2015 - 89 minutes
Directed by: Radio Silence; Roxanne Benjamin; David Bruckner; Patrick Horvath
Written by: Matt Bettinelli-Olpin; Roxanne Benjamin, Susan Burke; David Bruckner; Patrick Horvath, Dallas Hallam
Starring: Chad Villella, Matt Bettinelli-Olpin, Fabianne Therese, Nathalie Love, Hannah Marks, Dana Gould, Susan Burke, Davey Johnson, Anessa Ramsey, Mather Zickel, David Yow, Tipper Newton, Matt Peters
Southbound manages something most anthology films do not: cohesion. Instead of mashing together a bunch of unrelated scary tales within a weak framing device, the film connects its individual stories thematically. It’s sort of the horror equivalent of last year’s very good Wild Tales, a drama-thriller-comedy focused on revenge. Southbound’s episodes deal heavily with shame and regret.
A desolate stretch of desert highway is the fittingly stark setting, established in the first story entitled “The Way Out.” Two blood-speckled ne’er-do-wells (Matt Bettinelli-Olpin and Chad Villella) attempt to outrun their demons – quite literally – in a pickup truck. We don’t know exactly what they did, but the brisk opening effectively sets the mood. A radio deejay helps set the stage as well, intoning, “All you sinners running from your past…regret and remorse, that’s life right?” It certainly is in Southbound. It may sound a little on the nose, but it works here in a “Twilight Zone” kind of way.

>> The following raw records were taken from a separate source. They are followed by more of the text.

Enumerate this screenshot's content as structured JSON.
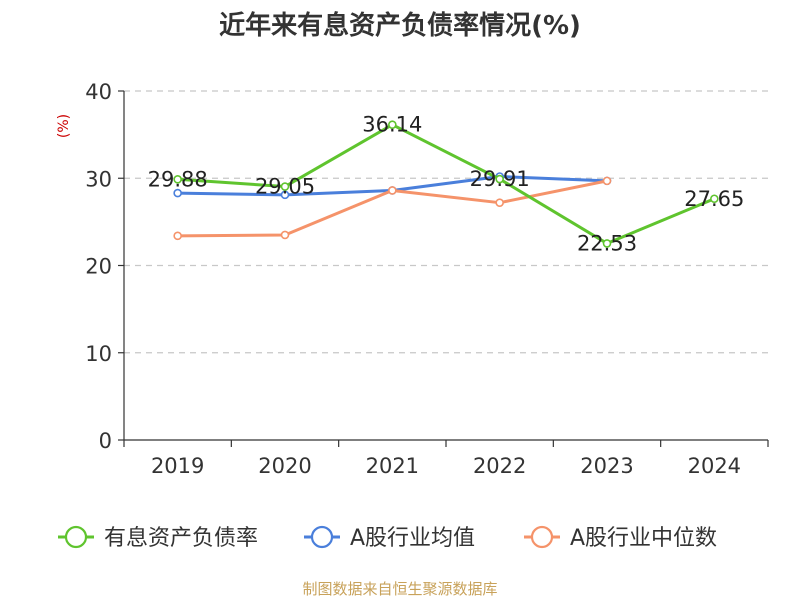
{
  "chart_data": {
    "type": "line",
    "title": "近年来有息资产负债率情况(%)",
    "ylabel": "(%)",
    "xlabel": "",
    "ylim": [
      0,
      40
    ],
    "yticks": [
      "0",
      "10",
      "20",
      "30",
      "40"
    ],
    "categories": [
      "2019",
      "2020",
      "2021",
      "2022",
      "2023",
      "2024"
    ],
    "grid": true,
    "legend_position": "bottom",
    "series": [
      {
        "name": "有息资产负债率",
        "color": "#5fc42e",
        "values": [
          29.88,
          29.05,
          36.14,
          29.91,
          22.53,
          27.65
        ],
        "labels": [
          "29.88",
          "29.05",
          "36.14",
          "29.91",
          "22.53",
          "27.65"
        ],
        "show_labels": true
      },
      {
        "name": "A股行业均值",
        "color": "#4a7fdb",
        "values": [
          28.3,
          28.1,
          28.6,
          30.2,
          29.7,
          null
        ],
        "show_labels": false
      },
      {
        "name": "A股行业中位数",
        "color": "#f5936a",
        "values": [
          23.4,
          23.5,
          28.6,
          27.2,
          29.7,
          null
        ],
        "show_labels": false
      }
    ],
    "source": "制图数据来自恒生聚源数据库",
    "source_color": "#c8a25a"
  }
}
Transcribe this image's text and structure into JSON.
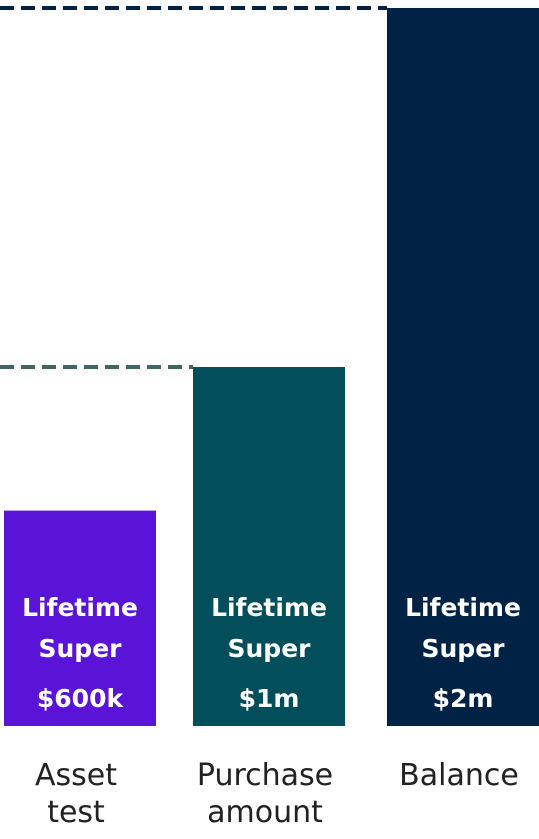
{
  "chart_data": {
    "type": "bar",
    "categories": [
      [
        "Asset",
        "test"
      ],
      [
        "Purchase",
        "amount"
      ],
      [
        "Balance"
      ]
    ],
    "values": [
      600,
      1000,
      2000
    ],
    "unit": "$k",
    "bar_labels": [
      [
        "Lifetime",
        "Super",
        "$600k"
      ],
      [
        "Lifetime",
        "Super",
        "$1m"
      ],
      [
        "Lifetime",
        "Super",
        "$2m"
      ]
    ],
    "bar_colors": [
      "#5a14d8",
      "#024e5a",
      "#002245"
    ],
    "reference_lines": [
      {
        "value": 2000,
        "color": "#002245",
        "style": "dashed"
      },
      {
        "value": 1000,
        "color": "#3f6662",
        "style": "dashed"
      }
    ],
    "ylim": [
      0,
      2000
    ],
    "grid": false,
    "legend": "none",
    "title": "",
    "xlabel": "",
    "ylabel": ""
  }
}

The strongest stretch of the film comes in segments two and three. In “Siren,” a band comprised of three young women (Fabianne Therese, Nathalie Love, Hannah Marks) gets a flat tire on the dusty stretch of road and a seemingly kind couple offers to help. Of course, the mannered strangers are actually weirdos with ulterior motives. Director and co-writer Roxanne Benjamin doesn’t make the segment all about standard twists, including an uncomfortable dinner and ritualistic behavior, smartly mixing the tropes with past interpersonal drama. The rock group that’s now a trio used to be a quartet, and the guilt associated with what happened is a big part of the story.
Just as we’re about to get a pat ending, “Siren” flows directly into David Bruckner’s “The Accident.” Driving distracted at night while talking on the phone and looking at pictures of his girlfriend, Lucas (Mather Zickel) runs over a young girl in the middle of the road, badly wounding her. Typically, in this horror movie scenario, Lucas would speed off and be haunted by his victim (a la Creepshow 2), but after giving it very little thought he calls 911. Unable to lock down his position, the dispatchers instruct him to drive into town where he finds the hospital, except it’s completely abandoned. The operators tell Lucas the only option is for him to perform life-saving surgery on the girl as they walk him through it step by step. It doesn’t go well, as you may imagine. But as you might not imagine, what happens is more than just gory – it’s inspired insanity.
The only brief dip in the elevated horror is “Jailbreak,” in which Danny (David Yow) attempts to rescue his long-lost sister Jesse (Tipper Newton). The segment isn’t bad and doesn’t drag the film to a complete halt, though it’s paranormal elements are half-baked and aren’t given time to connect to the human drama within the short run time. Part of what makes Southbound enjoyable are elements of ambiguity, but in “Jailbreak” implications are more elusive.
Finally comes “The Way In,” directed by the collective Radio Silence. They also handled the opening segment, and the wordplay in the titles gives a clue to where we may end up. A couple and their teenage daughter are staying in roadside accommodations (that may look familiar to us by this point) when masked tormentors appear outside. The home invasion setup gets all the necessities of plot (cops 30 minutes away, etc.) out of the way quickly before getting to the climax, which is a satisfying end to this one segment and the film in its entirety.
With adherence to theme and tone, Southbound creates a consistent creepy atmosphere that doesn’t rely on jolts or loud music cues to bring the chills. Individually and as a whole, the stories tap into the fears of not being able to escape misdeeds, from unbelievably reprehensible acts to careless lapses in judgement. Danger is always lurking, and so is comeuppance.